I’m not doing major video editing like some of our staff is doing, most of my work focuses on the word and some charts as I make notes on what’s happening in the commodity markets and world of agriculture.
A lot of what I do is internet-based already as we look at trading charts and commentary to prepare for the program. The last three weeks have been new territory as we work through the reasons for the movements.
We do on occasion have team meetings. We’ve tried Google Hangouts and Zoom to conduct our face-to-face interactions. Last week, we recorded our Monday meeting for an MtoM podcast. Maybe our tales are similar to yours.

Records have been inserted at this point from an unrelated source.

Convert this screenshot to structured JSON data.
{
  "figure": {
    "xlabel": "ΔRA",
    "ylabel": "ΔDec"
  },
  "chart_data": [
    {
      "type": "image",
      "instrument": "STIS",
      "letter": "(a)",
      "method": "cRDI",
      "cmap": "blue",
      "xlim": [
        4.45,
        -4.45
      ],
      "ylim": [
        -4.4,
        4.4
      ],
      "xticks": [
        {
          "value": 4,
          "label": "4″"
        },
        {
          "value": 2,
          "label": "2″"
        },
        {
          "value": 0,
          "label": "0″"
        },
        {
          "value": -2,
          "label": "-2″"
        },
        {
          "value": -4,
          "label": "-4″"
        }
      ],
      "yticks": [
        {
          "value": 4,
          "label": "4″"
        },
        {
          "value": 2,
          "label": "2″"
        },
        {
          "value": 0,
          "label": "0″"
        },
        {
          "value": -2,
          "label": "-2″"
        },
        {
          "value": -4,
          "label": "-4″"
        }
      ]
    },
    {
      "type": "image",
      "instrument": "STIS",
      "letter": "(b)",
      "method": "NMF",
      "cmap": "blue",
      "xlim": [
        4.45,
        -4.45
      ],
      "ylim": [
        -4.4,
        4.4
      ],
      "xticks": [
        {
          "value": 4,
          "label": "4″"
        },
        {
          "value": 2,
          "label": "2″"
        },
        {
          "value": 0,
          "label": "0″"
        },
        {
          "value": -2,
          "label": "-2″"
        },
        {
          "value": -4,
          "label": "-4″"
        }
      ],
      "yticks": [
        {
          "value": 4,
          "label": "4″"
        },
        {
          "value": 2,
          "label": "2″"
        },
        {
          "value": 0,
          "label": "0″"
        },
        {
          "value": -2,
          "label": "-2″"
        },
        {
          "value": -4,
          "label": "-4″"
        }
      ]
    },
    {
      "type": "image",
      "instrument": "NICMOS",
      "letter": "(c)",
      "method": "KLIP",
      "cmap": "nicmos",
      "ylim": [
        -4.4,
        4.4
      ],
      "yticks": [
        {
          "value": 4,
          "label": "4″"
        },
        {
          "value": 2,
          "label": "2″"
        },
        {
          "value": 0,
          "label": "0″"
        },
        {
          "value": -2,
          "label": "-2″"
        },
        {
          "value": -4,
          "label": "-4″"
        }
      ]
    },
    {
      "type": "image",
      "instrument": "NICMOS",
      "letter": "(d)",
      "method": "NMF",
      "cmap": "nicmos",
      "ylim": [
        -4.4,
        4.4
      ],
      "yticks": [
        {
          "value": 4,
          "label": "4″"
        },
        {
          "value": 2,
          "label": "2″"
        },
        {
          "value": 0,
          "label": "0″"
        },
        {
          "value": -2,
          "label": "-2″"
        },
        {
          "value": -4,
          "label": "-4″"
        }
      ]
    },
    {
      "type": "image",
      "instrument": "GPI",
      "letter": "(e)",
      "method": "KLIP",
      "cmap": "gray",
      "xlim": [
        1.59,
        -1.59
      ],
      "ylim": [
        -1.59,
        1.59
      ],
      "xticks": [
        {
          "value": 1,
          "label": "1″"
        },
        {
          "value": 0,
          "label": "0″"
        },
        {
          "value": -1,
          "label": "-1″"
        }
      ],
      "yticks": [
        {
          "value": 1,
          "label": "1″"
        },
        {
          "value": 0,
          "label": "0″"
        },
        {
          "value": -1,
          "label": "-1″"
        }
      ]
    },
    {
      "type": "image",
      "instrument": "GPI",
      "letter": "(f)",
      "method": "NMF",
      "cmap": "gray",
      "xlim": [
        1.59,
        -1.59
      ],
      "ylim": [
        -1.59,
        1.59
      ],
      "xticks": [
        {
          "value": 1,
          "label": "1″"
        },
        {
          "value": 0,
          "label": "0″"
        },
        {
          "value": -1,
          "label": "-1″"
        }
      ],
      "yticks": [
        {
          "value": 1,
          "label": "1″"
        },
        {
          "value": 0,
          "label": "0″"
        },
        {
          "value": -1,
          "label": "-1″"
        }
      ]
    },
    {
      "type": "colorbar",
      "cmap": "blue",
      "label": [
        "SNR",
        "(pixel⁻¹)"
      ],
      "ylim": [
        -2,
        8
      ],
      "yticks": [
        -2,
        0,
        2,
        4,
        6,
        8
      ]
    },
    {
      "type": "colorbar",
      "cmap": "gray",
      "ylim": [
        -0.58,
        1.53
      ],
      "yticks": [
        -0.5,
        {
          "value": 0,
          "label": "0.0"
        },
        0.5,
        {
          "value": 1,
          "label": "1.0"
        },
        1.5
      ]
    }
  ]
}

We also explain how we’ve technically been producing TV in this new world. Skype is our way of bringing guests to our studio. That’s never been done in our program’s history. We hope our audience will forgive us. Conducting an interview via a screen isn’t that new, but it is for our purposes. I enjoy the face to face and you don’t have the same personal interaction and nuance that can happen when chatting over a screen. It is harder to read someone’s face and body language from that distance.
But that’s how life in TV is during Covid-19. I see several reporters and anchors now doing their work from basements, kitchens and other locations in their homes.
We keep wondering how TV will look post-Coronavirus for our industry. Will more content be filed remotely? Will there still be a need for flashy studios or will a book case and lamp work for most programs’ backgrounds for presenters?
Reporters have already been living into the remote-working world as they file the field. It was common to see a reporter sitting on a laptop at a rest stop, restaurant or coffee shop editing or uploading a story. The gathering of content is a little harder as the virus has posed limitations on meeting people for interviews.
Now forgive me, I get up early to claim some of the internet. I understand by ‘co-workers’ are going to play some Fortnite later today and that takes a bunch of bandwidth.
And I also know I’m fortunate to still be working full-time. We’ve also adjusted to having some school offerings at home. My inbox has now been filled with notes from teachers as they work through this new world order as well.